A community coalition calling for increased accountability from the Winnipeg Police Service outlined accusations of racial profiling, unreasonable vehicle stops and carding at the hands of police at the Thursday Winnipeg Police Board meeting.
The group, the Police Accountability Coalition, wants improved civilian oversight of police, cuts to the police service budget and for officers to stop using some tactics.
In a news release Thursday, the new coalition said it’s comprised of more than 90 community organizations who have come together in support of Black Lives Matter — and to make recommendations to achieve change, including using the existing police budget to purchase body cameras.
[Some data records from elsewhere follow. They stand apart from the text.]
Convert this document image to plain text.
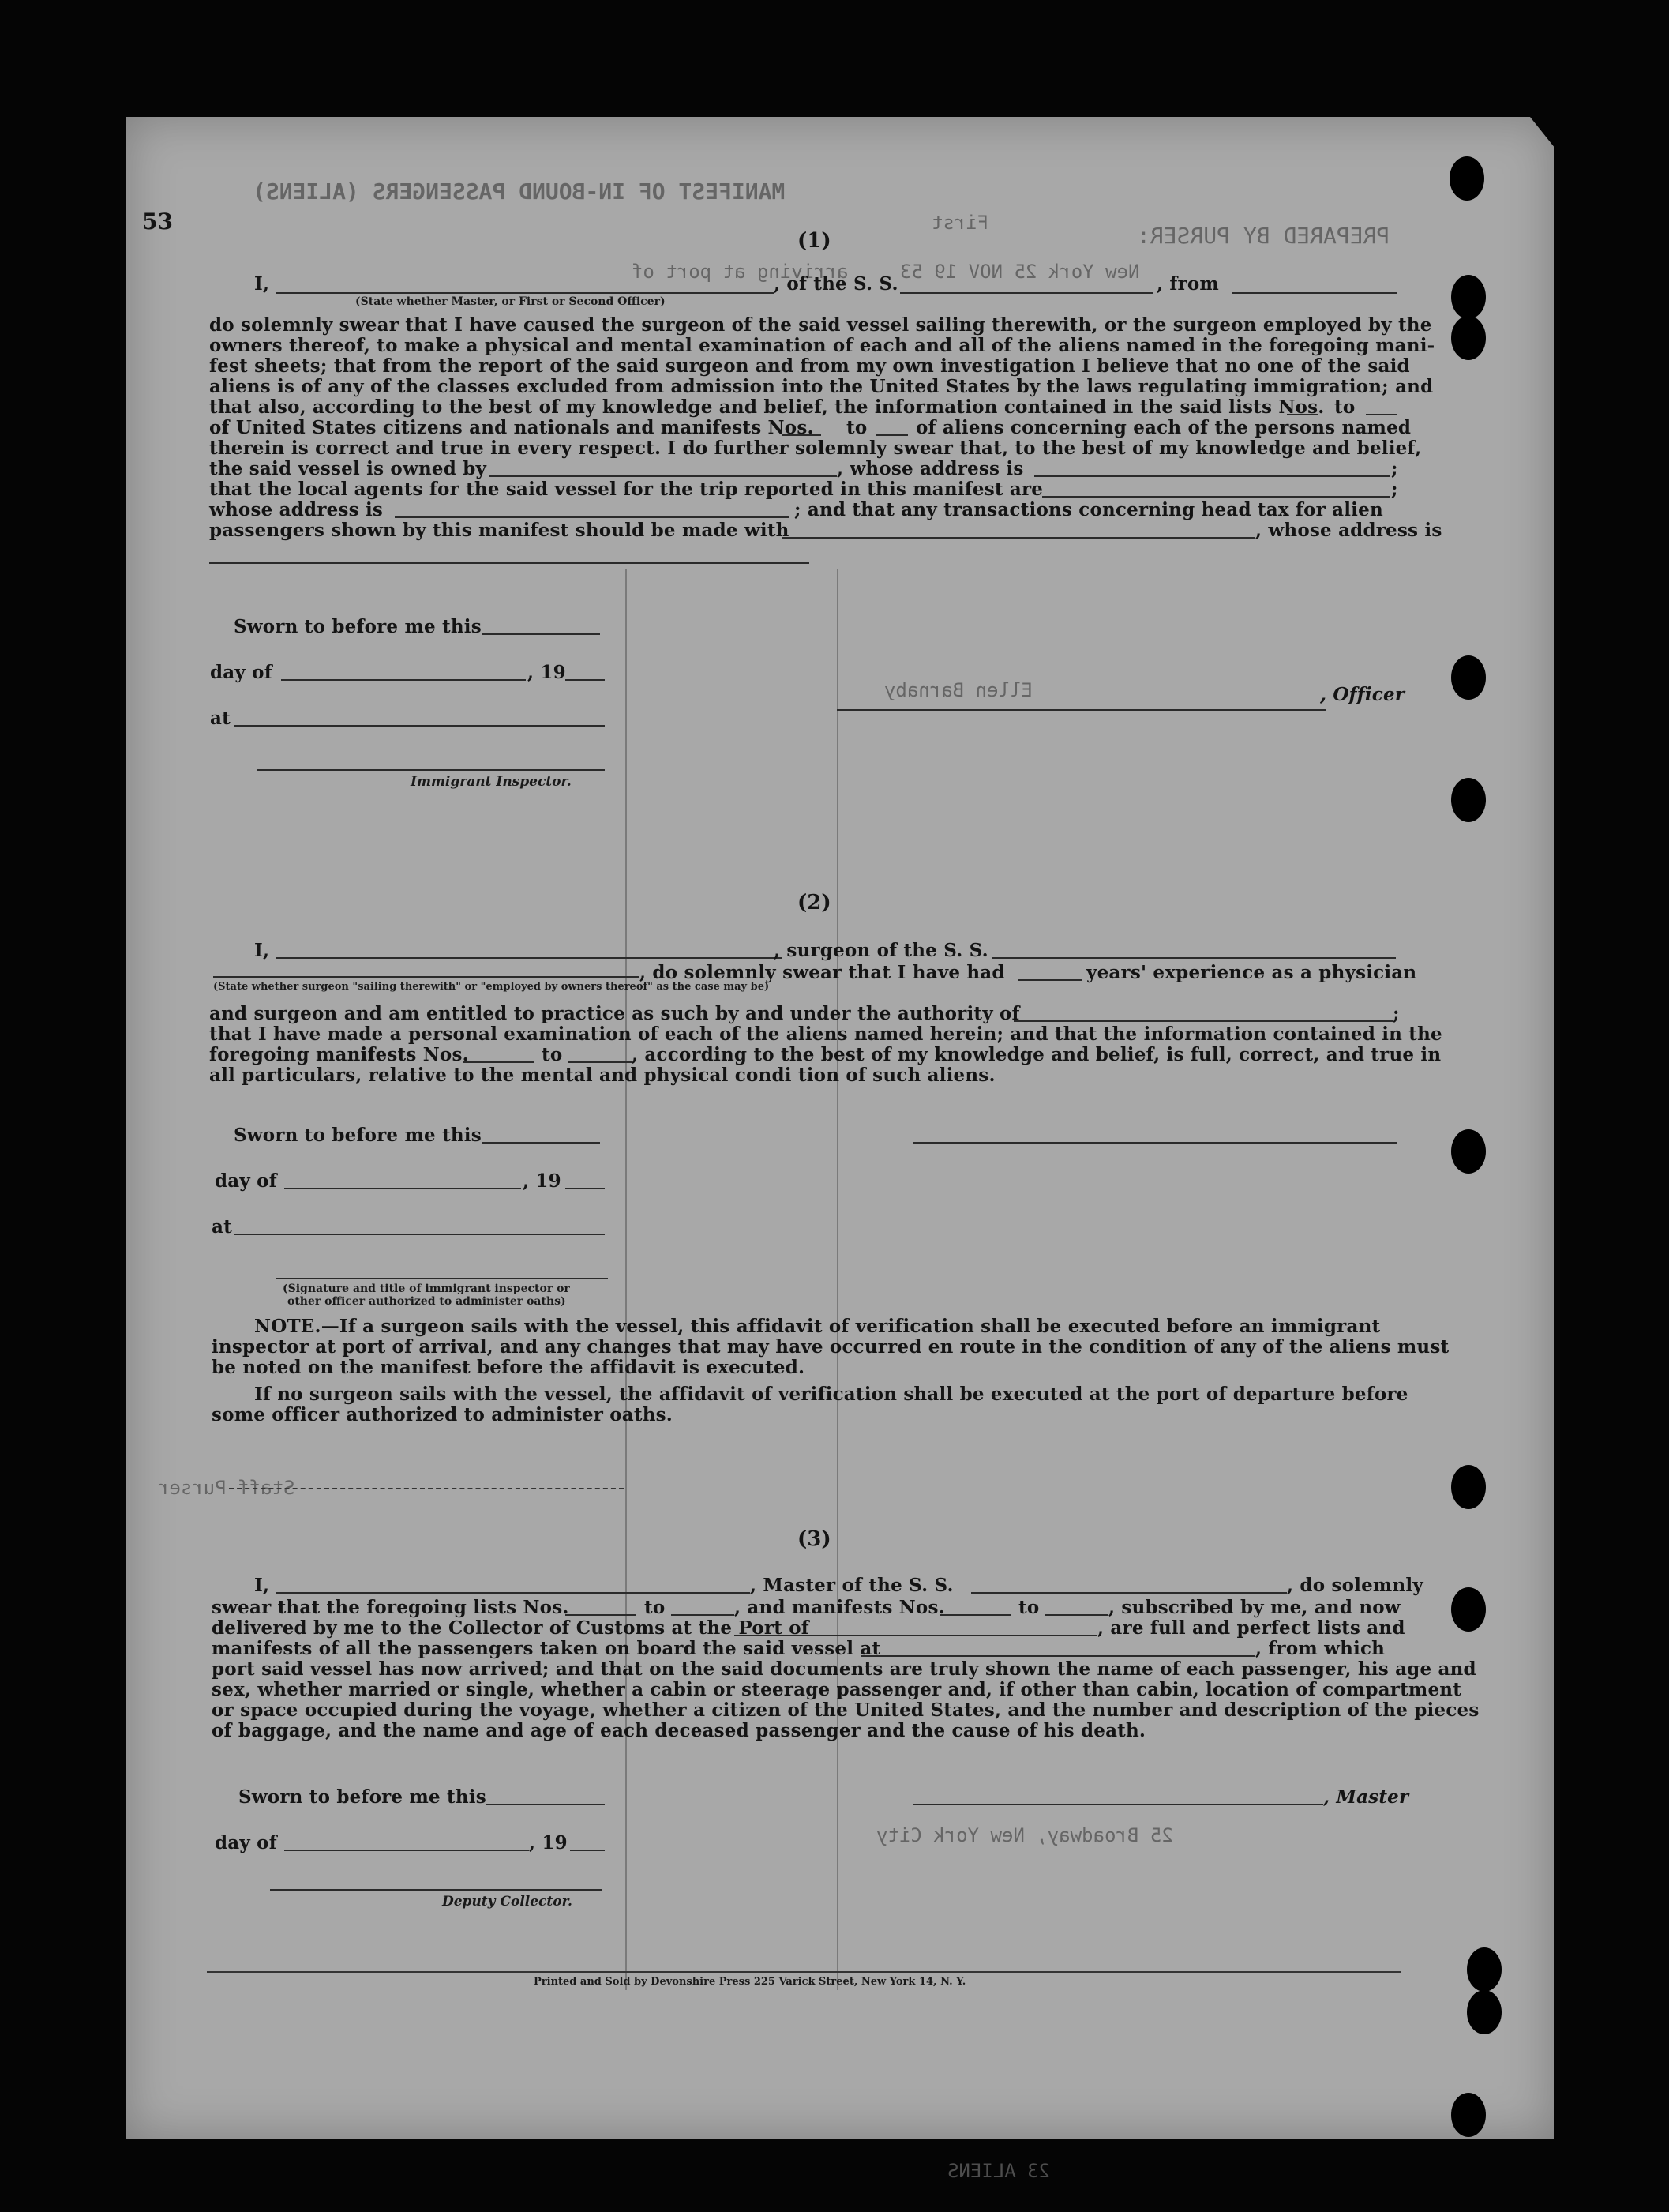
MANIFEST OF IN-BOUND PASSENGERS (ALIENS)
PREPARED BY PURSER:
First
arriving at port of	New York 25 NOV 19 53
Ellen Barnaby
Staff Purser
25 Broadway, New York City
23 ALIENS
53
(1)
I,	, of the S. S.	, from
(State whether Master, or First or Second Officer)
do solemnly swear that I have caused the surgeon of the said vessel sailing therewith, or the surgeon employed by the
owners thereof, to make a physical and mental examination of each and all of the aliens named in the foregoing mani-
fest sheets; that from the report of the said surgeon and from my own investigation I believe that no one of the said
aliens is of any of the classes excluded from admission into the United States by the laws regulating immigration; and
that also, according to the best of my knowledge and belief, the information contained in the said lists Nos. to
of United States citizens and nationals and manifests Nos. to	of aliens concerning each of the persons named
therein is correct and true in every respect. I do further solemnly swear that, to the best of my knowledge and belief,
the said vessel is owned by	, whose address is	;
that the local agents for the said vessel for the trip reported in this manifest are	;
whose address is	; and that any transactions concerning head tax for alien
passengers shown by this manifest should be made with	, whose address is
Sworn to before me this
day of	, 19
at
, Officer
Immigrant Inspector.
(2)
I,	, surgeon of the S. S.
, do solemnly swear that I have had	years' experience as a physician
(State whether surgeon "sailing therewith" or "employed by owners thereof" as the case may be)
and surgeon and am entitled to practice as such by and under the authority of	;
that I have made a personal examination of each of the aliens named herein; and that the information contained in the
foregoing manifests Nos.	to	, according to the best of my knowledge and belief, is full, correct, and true in
all particulars, relative to the mental and physical condi tion of such aliens.
Sworn to before me this
day of	, 19
at
(Signature and title of immigrant inspector or
other officer authorized to administer oaths)
NOTE.—If a surgeon sails with the vessel, this affidavit of verification shall be executed before an immigrant
inspector at port of arrival, and any changes that may have occurred en route in the condition of any of the aliens must
be noted on the manifest before the affidavit is executed.
If no surgeon sails with the vessel, the affidavit of verification shall be executed at the port of departure before
some officer authorized to administer oaths.
(3)
I,	, Master of the S. S.	, do solemnly
swear that the foregoing lists Nos.	to	, and manifests Nos.	to	, subscribed by me, and now
delivered by me to the Collector of Customs at the Port of	, are full and perfect lists and
manifests of all the passengers taken on board the said vessel at	, from which
port said vessel has now arrived; and that on the said documents are truly shown the name of each passenger, his age and
sex, whether married or single, whether a cabin or steerage passenger and, if other than cabin, location of compartment
or space occupied during the voyage, whether a citizen of the United States, and the number and description of the pieces
of baggage, and the name and age of each deceased passenger and the cause of his death.
Sworn to before me this	, Master
day of	, 19
Deputy Collector.
Printed and Sold by Devonshire Press 225 Varick Street, New York 14, N. Y.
“Racial profiling and the disproportionate use of deadly force against Black and Indigenous community members have been compounded by the lack of community resources to address poverty, addictions and mental health issues,” the coalition wrote in its statement.
Dorota Blumczynska is the executive director of the Immigrant & Refugee Community Organization of Manitoba — and a member of the coalition.
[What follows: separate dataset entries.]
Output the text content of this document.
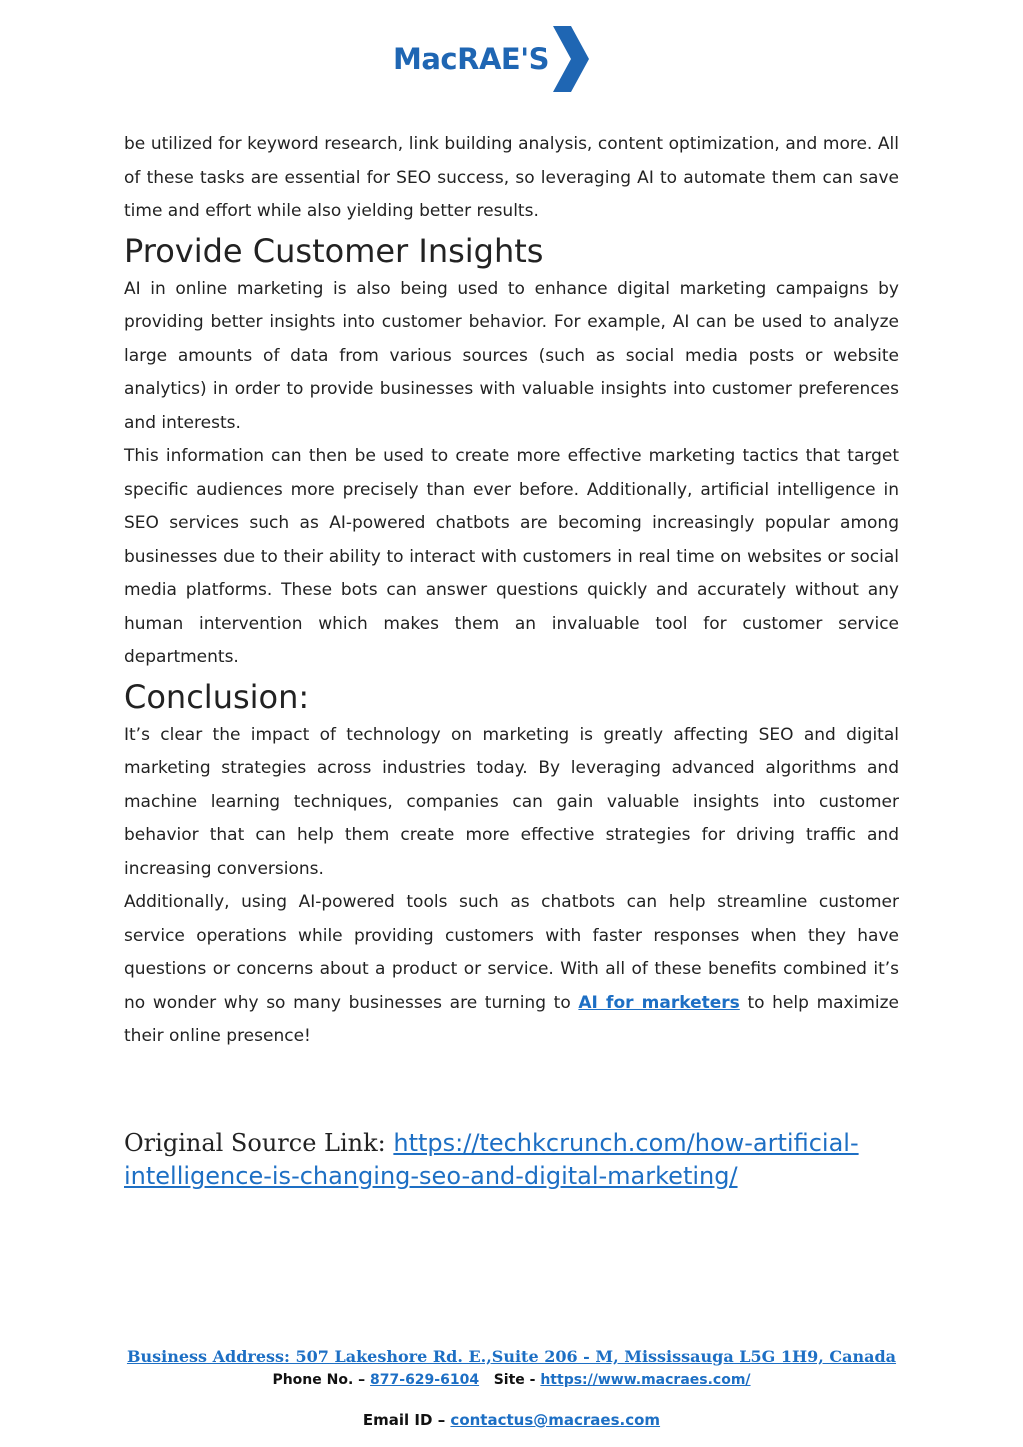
MacRAE'S

be utilized for keyword research, link building analysis, content optimization, and more. All of these tasks are essential for SEO success, so leveraging AI to automate them can save time and effort while also yielding better results.

Provide Customer Insights

AI in online marketing is also being used to enhance digital marketing campaigns by providing better insights into customer behavior. For example, AI can be used to analyze large amounts of data from various sources (such as social media posts or website analytics) in order to provide businesses with valuable insights into customer preferences and interests.

This information can then be used to create more effective marketing tactics that target specific audiences more precisely than ever before. Additionally, artificial intelligence in SEO services such as AI-powered chatbots are becoming increasingly popular among businesses due to their ability to interact with customers in real time on websites or social media platforms. These bots can answer questions quickly and accurately without any human intervention which makes them an invaluable tool for customer service departments.

Conclusion:

It’s clear the impact of technology on marketing is greatly affecting SEO and digital marketing strategies across industries today. By leveraging advanced algorithms and machine learning techniques, companies can gain valuable insights into customer behavior that can help them create more effective strategies for driving traffic and increasing conversions.

Additionally, using AI-powered tools such as chatbots can help streamline customer service operations while providing customers with faster responses when they have questions or concerns about a product or service. With all of these benefits combined it’s no wonder why so many businesses are turning to AI for marketers to help maximize their online presence!

Original Source Link: https://techkcrunch.com/how-artificial-intelligence-is-changing-seo-and-digital-marketing/
Business Address: 507 Lakeshore Rd. E.,Suite 206 - M, Mississauga L5G 1H9, Canada
Phone No. – 877-629-6104 Site - https://www.macraes.com/
Email ID – contactus@macraes.com
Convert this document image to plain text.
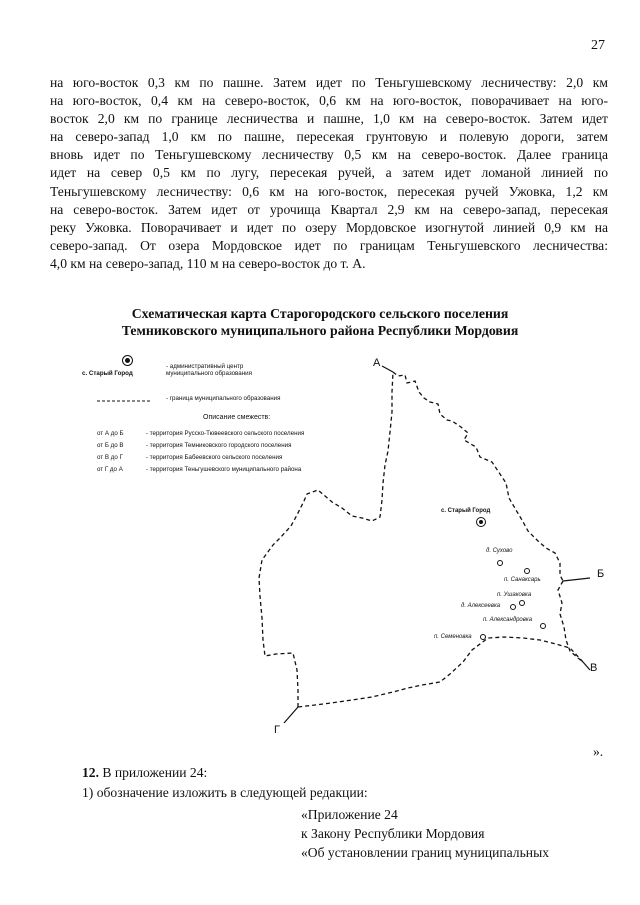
27
на юго-восток 0,3 км по пашне. Затем идет по Теньгушевскому лесничеству: 2,0 км
на юго-восток, 0,4 км на северо-восток, 0,6 км на юго-восток, поворачивает на юго-
восток 2,0 км по границе лесничества и пашне, 1,0 км на северо-восток. Затем идет
на северо-запад 1,0 км по пашне, пересекая грунтовую и полевую дороги, затем
вновь идет по Теньгушевскому лесничеству 0,5 км на северо-восток. Далее граница
идет на север 0,5 км по лугу, пересекая ручей, а затем идет ломаной линией по
Теньгушевскому лесничеству: 0,6 км на юго-восток, пересекая ручей Ужовка, 1,2 км
на северо-восток. Затем идет от урочища Квартал 2,9 км на северо-запад, пересекая
реку Ужовка. Поворачивает и идет по озеру Мордовское изогнутой линией 0,9 км на
северо-запад. От озера Мордовское идет по границам Теньгушевского лесничества:
4,0 км на северо-запад, 110 м на северо-восток до т. А.
Схематическая карта Старогородского сельского поселения
Темниковского муниципального района Республики Мордовия
с. Старый Город
- административный центр
муниципального образования
- граница муниципального образования
Описание смежеств:
от А до Б	- территория Русско-Тювеевского сельского поселения
от Б до В	- территория Темниковского городского поселения
от В до Г	- территория Бабеевского сельского поселения
от Г до А	- территория Теньгушевского муниципального района
А
Б
В
Г
с. Старый Город
д. Сухово
п. Санаксарь
п. Ушаковка
д. Алексеевка
п. Александровка
п. Семеновка
».
12. В приложении 24:
1) обозначение изложить в следующей редакции:
«Приложение 24
к Закону Республики Мордовия
«Об установлении границ муниципальных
“We need to look at where we put our investment as a community, the largest investment, and yes we need to reallocate resources, to more community response, to more crisis intervention and mental health supports, and social workers and afterschool programs,” Blumczynska said at the end of her presentation to the police board.
“There is a position and a place for a Winnipeg Police Service, but it has reached beyond its scope and beyond its capacity — bring it back to what it is intended to do and support our communities, all of our communities.”
Before her passionate plea for reallocated police funding, Blumczynska told the police board that IRCOM had met with Winnipeg police Chief Danny Smyth and senior police brass about concerns colleagues raised about their interactions with police in 2019.
She said two young Black colleagues had been arbitrarily stopped by police and asked for identification multiple times while those IRCOM staffers were doing their jobs, driving children to sports practices or games or doing other community work late into the evening.
Blumczynska said those concerns weren’t listened to at the meeting with police brass. Instead, she said they were told Winnipeg police have policies against arbitrary stops and that “carding” was only a problem in Toronto.
“We were not believed, we were not heard, we were met with a superficial response,” she said.
Speaking to the board, she pleaded for answers on whether any policy review or concrete actions to address their concerns took place following the 2019 meeting.
Speaking to reporters following the meeting, Smyth said he thought he had reacted to Blumczynska’s concerns appropriately.
“We had the opportunity to introduce her to the division commander and ultimately, meetings with the community sergeant. They listened to what was being told to them,” he said, adding that it’s clear her expectations weren’t met.
“If that means a formal investigation by professional standards or that means trying to determine where our communication broke down, that’s what those (community) relationships are intended to do.”
When asked by reporters for his reaction to the accusations of racism and misuse of tactics, he said he doesn’t agree with but respects the views of the coalition.
“We are part of the community, we’ve been part of the community from the inception, we’re a partner with the community. Our role, really, is to work with the community to address some of the issues that our community is experiencing,” Smyth said.
The police chief added he sees a distinction between advocates like the newly-formed Police Accountability Coalition and other activist groups like Winnipeg Police Cause Harm, a police abolitionist group whose members also spoke at the board meeting Thursday, criticizing increased foot and transit patrols amid the pandemic and the role of police radar and the use of its revenue.
The coalition is “looking for dialogue, they are looking to express their concerns and look for change. I think that’s a prudent way to approach things,” Smyth said.
“Social justice — those are legitimate concerns, and certainly we have been part of that and part of the problem and we need to be part of the solution as well. I have no issues with any of that, but there’s a big difference between working as a partner in a community and then doing everything you can to eliminate an institution.”
Meanwhile, Smyth warned of “tough conversations” about cuts to positions and police services if there was a move to reduce the budget.
Any reduction to the police budget would lead to “tough conversations” about cuts to positions and services, Smyth said.
“We’re not talking about budget stuff on the margin, it is cutting positions, so do we want to give up traffic, do we want to give up investigations, do we want to give up community support, do we want to give up foot patrols? These all come with eliminations of positions,” he said.
Winnipeg Police Board chair Coun. Markus Chambers said the coalition’s concerns will be taken seriously.
“From what the community is saying, that is what they feel is happening, so I can’t discount that,” he said.
“Are we asking the right questions, are we finding the right information, are we able to inform the policies that will make the changes?” he told reporters.
“Recognizing that the changes won’t be immediate, that they will have to be incremental, but will help to stop the practice of what’s being perceived as dehumanizing interactions in some racialized communities.”
However, he was lukewarm to the idea of cutting the police budget, pointing to violent crime rates and the methamphetamine and opioid crisis as issues that would make reductions difficult.